The key part of the strategy for Indian IT firms is to forge partnerships with Chinese
firms and participate in the country’s explosive growth. Some Indian companies have
already done this. NIIT, for instance, has seen huge demand for its courses due to its
unique English and Mandarin courses. As Kaka says, “Going forward, Indian software
companies can outsource their work to Chinese companies to boost productivity, while
maintaining a strategic relationship with the client.”
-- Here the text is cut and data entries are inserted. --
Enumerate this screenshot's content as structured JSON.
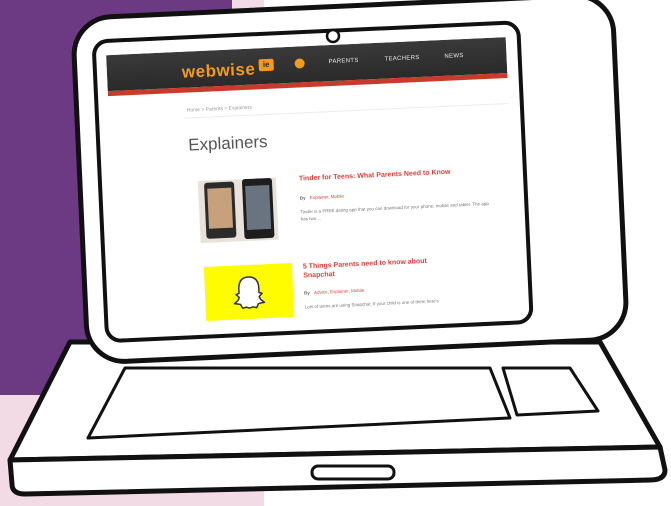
{
  "site": {
    "logo_text": "webwise",
    "logo_badge": "ie",
    "nav": [
      "PARENTS",
      "TEACHERS",
      "NEWS"
    ],
    "accent_color": "#d9413a",
    "logo_color": "#f29b1c"
  },
  "breadcrumb": "Home > Parents > Explainers",
  "page_title": "Explainers",
  "articles": [
    {
      "title": "Tinder for Teens: What Parents Need to Know",
      "by": "By",
      "meta": "Explainer, Mobile",
      "excerpt": "Tinder is a FREE dating app that you can download for your phone, mobile and tablet. The app has two ...",
      "thumbnail": "phones-icon"
    },
    {
      "title_line1": "5 Things Parents need to know about",
      "title_line2": "Snapchat",
      "by": "By",
      "meta": "Advice, Explainer, Mobile",
      "excerpt": "Lots of teens are using Snapchat. If your child is one of them here's",
      "thumbnail": "snapchat-ghost-icon"
    }
  ]
}
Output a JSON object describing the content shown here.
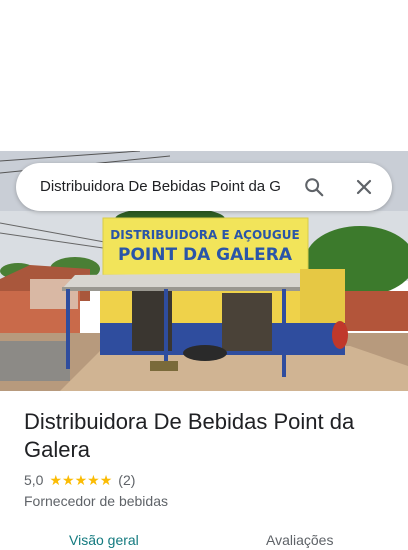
{
  "search": {
    "query": "Distribuidora De Bebidas Point da G"
  },
  "photo": {
    "sign_line1": "DISTRIBUIDORA E AÇOUGUE",
    "sign_line2": "POINT DA GALERA"
  },
  "place": {
    "title": "Distribuidora De Bebidas Point da Galera",
    "rating": "5,0",
    "stars": 5,
    "review_count": "(2)",
    "category": "Fornecedor de bebidas"
  },
  "tabs": [
    {
      "label": "Visão geral"
    },
    {
      "label": "Avaliações"
    }
  ],
  "colors": {
    "star": "#fbbc04",
    "active_tab": "#137a7f"
  }
}
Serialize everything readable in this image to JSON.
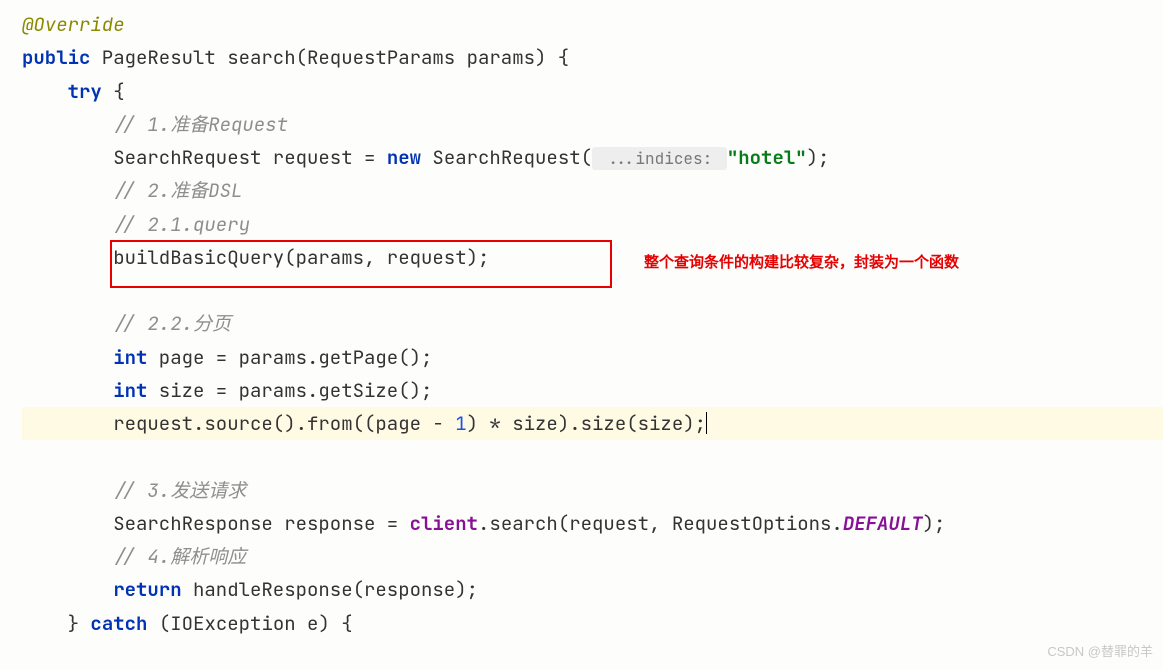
{
  "code": {
    "annotation": "@Override",
    "line2_public": "public",
    "line2_rest": " PageResult search(RequestParams params) {",
    "line3_try": "try",
    "line3_rest": " {",
    "comment1": "// 1.准备Request",
    "line5_a": "SearchRequest request = ",
    "line5_new": "new",
    "line5_b": " SearchRequest(",
    "line5_hint": " ...indices: ",
    "line5_string": "\"hotel\"",
    "line5_end": ");",
    "comment2": "// 2.准备DSL",
    "comment3": "// 2.1.query",
    "line8": "buildBasicQuery(params, request);",
    "comment4": "// 2.2.分页",
    "line11_int1": "int",
    "line11_rest": " page = params.getPage();",
    "line12_int2": "int",
    "line12_rest": " size = params.getSize();",
    "line13_a": "request.source().from((page - ",
    "line13_num": "1",
    "line13_b": ") * size).size(size);",
    "comment5": "// 3.发送请求",
    "line16_a": "SearchResponse response = ",
    "line16_client": "client",
    "line16_b": ".search(request, RequestOptions.",
    "line16_default": "DEFAULT",
    "line16_end": ");",
    "comment6": "// 4.解析响应",
    "line18_return": "return",
    "line18_rest": " handleResponse(response);",
    "line19_a": "} ",
    "line19_catch": "catch",
    "line19_b": " (IOException e) {"
  },
  "annotation_text": "整个查询条件的构建比较复杂，封装为一个函数",
  "watermark": "CSDN @替罪的羊"
}
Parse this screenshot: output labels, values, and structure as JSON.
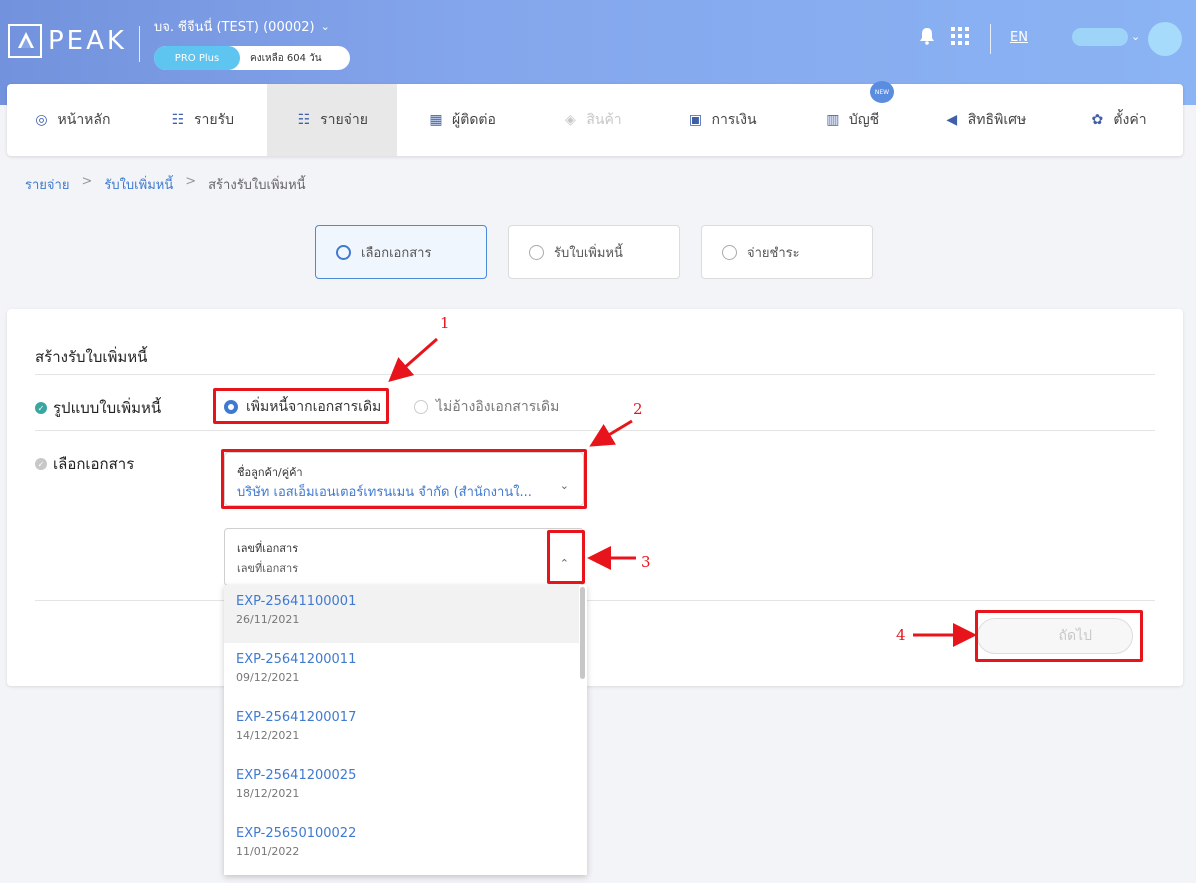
{
  "header": {
    "logo_text": "PEAK",
    "company": "บจ. ซีจีนนี่ (TEST) (00002)",
    "plan": "PRO Plus",
    "days_left": "คงเหลือ 604 วัน",
    "lang": "EN"
  },
  "nav": {
    "items": [
      {
        "label": "หน้าหลัก",
        "icon": "dashboard-icon"
      },
      {
        "label": "รายรับ",
        "icon": "list-icon"
      },
      {
        "label": "รายจ่าย",
        "icon": "list-icon"
      },
      {
        "label": "ผู้ติดต่อ",
        "icon": "contacts-icon"
      },
      {
        "label": "สินค้า",
        "icon": "box-icon"
      },
      {
        "label": "การเงิน",
        "icon": "money-icon"
      },
      {
        "label": "บัญชี",
        "icon": "book-icon"
      },
      {
        "label": "สิทธิพิเศษ",
        "icon": "megaphone-icon"
      },
      {
        "label": "ตั้งค่า",
        "icon": "gear-icon"
      }
    ],
    "new_badge": "NEW"
  },
  "breadcrumb": {
    "level1": "รายจ่าย",
    "level2": "รับใบเพิ่มหนี้",
    "current": "สร้างรับใบเพิ่มหนี้",
    "sep": ">"
  },
  "steps": [
    "เลือกเอกสาร",
    "รับใบเพิ่มหนี้",
    "จ่ายชำระ"
  ],
  "form": {
    "title": "สร้างรับใบเพิ่มหนี้",
    "type_label": "รูปแบบใบเพิ่มหนี้",
    "type_option_1": "เพิ่มหนี้จากเอกสารเดิม",
    "type_option_2": "ไม่อ้างอิงเอกสารเดิม",
    "doc_label": "เลือกเอกสาร",
    "contact_label": "ชื่อลูกค้า/คู่ค้า",
    "contact_value": "บริษัท เอสเอ็มเอนเตอร์เทรนเมน จำกัด (สำนักงานใ...",
    "docno_label": "เลขที่เอกสาร",
    "docno_placeholder": "เลขที่เอกสาร",
    "next_label": "ถัดไป"
  },
  "dropdown": [
    {
      "no": "EXP-25641100001",
      "date": "26/11/2021"
    },
    {
      "no": "EXP-25641200011",
      "date": "09/12/2021"
    },
    {
      "no": "EXP-25641200017",
      "date": "14/12/2021"
    },
    {
      "no": "EXP-25641200025",
      "date": "18/12/2021"
    },
    {
      "no": "EXP-25650100022",
      "date": "11/01/2022"
    }
  ],
  "annotations": [
    "1",
    "2",
    "3",
    "4"
  ],
  "colors": {
    "accent": "#3f7ad0",
    "annotation": "#e8141c",
    "header_start": "#7392dd",
    "header_end": "#8bb4f4"
  }
}
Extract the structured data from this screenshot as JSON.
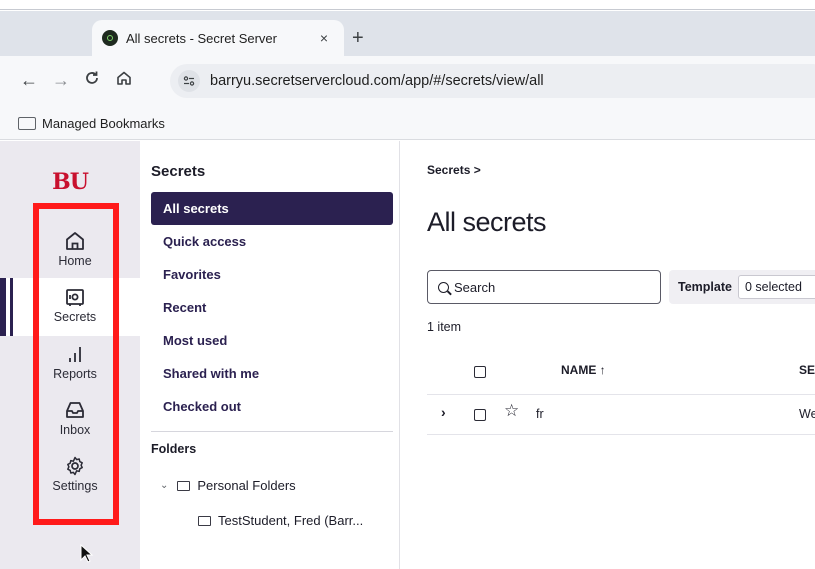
{
  "browser": {
    "tab_title": "All secrets - Secret Server",
    "tab_close": "×",
    "new_tab": "+",
    "nav": {
      "back": "←",
      "forward": "→",
      "reload": "C",
      "home": "⌂"
    },
    "url": "barryu.secretservercloud.com/app/#/secrets/view/all",
    "bookmarks_label": "Managed Bookmarks"
  },
  "rail": {
    "logo": "BU",
    "items": [
      {
        "label": "Home",
        "icon": "home-icon"
      },
      {
        "label": "Secrets",
        "icon": "secrets-icon"
      },
      {
        "label": "Reports",
        "icon": "reports-icon"
      },
      {
        "label": "Inbox",
        "icon": "inbox-icon"
      },
      {
        "label": "Settings",
        "icon": "settings-icon"
      }
    ],
    "active": "Secrets",
    "highlight_color": "#ff1a1a"
  },
  "secrets_nav": {
    "title": "Secrets",
    "items": [
      {
        "label": "All secrets",
        "active": true
      },
      {
        "label": "Quick access"
      },
      {
        "label": "Favorites"
      },
      {
        "label": "Recent"
      },
      {
        "label": "Most used"
      },
      {
        "label": "Shared with me"
      },
      {
        "label": "Checked out"
      }
    ],
    "folders_title": "Folders",
    "folders": [
      {
        "label": "Personal Folders",
        "chevron": "⌄"
      },
      {
        "label": "TestStudent, Fred (Barr..."
      }
    ]
  },
  "main": {
    "breadcrumb": "Secrets >",
    "title": "All secrets",
    "search_placeholder": "Search",
    "template_label": "Template",
    "template_value": "0 selected",
    "count": "1 item",
    "columns": {
      "name": "NAME ↑",
      "second": "SE"
    },
    "rows": [
      {
        "expand": "›",
        "star": "☆",
        "name": "fr",
        "second": "We"
      }
    ]
  },
  "colors": {
    "brand_red": "#c8102e",
    "nav_active": "#2b2150",
    "rail_bg": "#ebe9ef"
  }
}
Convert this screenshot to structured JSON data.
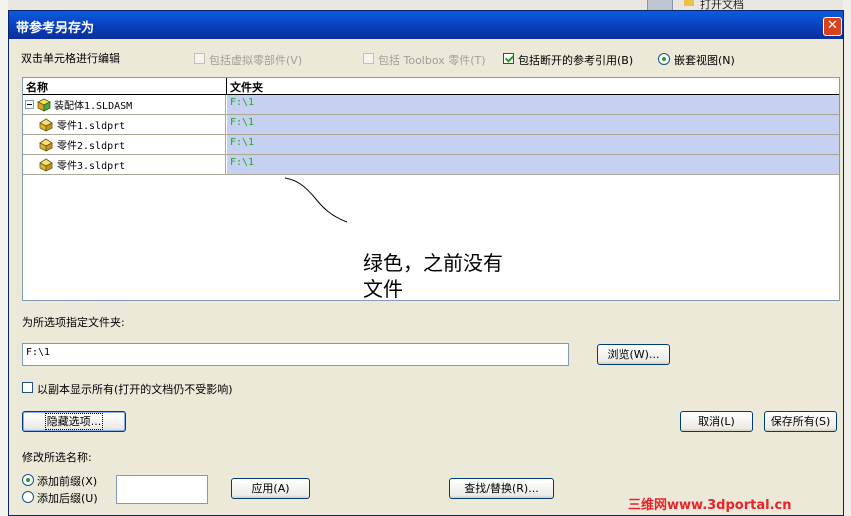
{
  "background": {
    "right_text": "打开文档"
  },
  "dialog": {
    "title": "带参考另存为",
    "close": "✕",
    "hint": "双击单元格进行编辑",
    "options": {
      "virtual": "包括虚拟零部件(V)",
      "toolbox": "包括 Toolbox 零件(T)",
      "broken_refs": "包括断开的参考引用(B)",
      "nested_view": "嵌套视图(N)"
    },
    "grid": {
      "columns": [
        "名称",
        "文件夹"
      ],
      "rows": [
        {
          "name": "装配体1.SLDASM",
          "folder": "F:\\1",
          "type": "assembly"
        },
        {
          "name": "零件1.sldprt",
          "folder": "F:\\1",
          "type": "part"
        },
        {
          "name": "零件2.sldprt",
          "folder": "F:\\1",
          "type": "part"
        },
        {
          "name": "零件3.sldprt",
          "folder": "F:\\1",
          "type": "part"
        }
      ]
    },
    "annotation": [
      "绿色，之前没有",
      "文件"
    ],
    "folder_label": "为所选项指定文件夹:",
    "folder_value": "F:\\1",
    "browse": "浏览(W)...",
    "show_all": "以副本显示所有(打开的文档仍不受影响)",
    "hide_options": "隐藏选项...",
    "cancel": "取消(L)",
    "save_all": "保存所有(S)",
    "rename_label": "修改所选名称:",
    "add_prefix": "添加前缀(X)",
    "add_suffix": "添加后缀(U)",
    "apply": "应用(A)",
    "find_replace": "查找/替换(R)...",
    "affix_value": ""
  },
  "watermark": "三维网www.3dportal.cn",
  "colors": {
    "titlebar": "#0a3db8",
    "folder_cell_bg": "#c6d0f0",
    "folder_text": "#1fa81f",
    "watermark": "#e8232a"
  }
}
Indian software companies have an exponential opportunity to be tapped in the field of


telecom software. Currently, major telecom players in China like Zhongxing and Huawei
export their telecommunications equipment to India, while Indian IT firms develop the
requisite software for them. That’s a great example of combining China’s strengths in
hardware manufacturing with India’s strengths in software. With Infosys receiving the
green signal to set up a branch in China and Satyam too likely to jump into the fray, the
future seems bright for Indian IT companies in China. While it is in the best interests of
Indian IT companies to view China as a formidable competitor, the opportunities far
outweigh the threats. Perhaps the question should be rephrased from, ‘Is China as a
threat?’ to ‘Is China as a land of opportunities?’ For India Inc’s sake, we sure hope it is.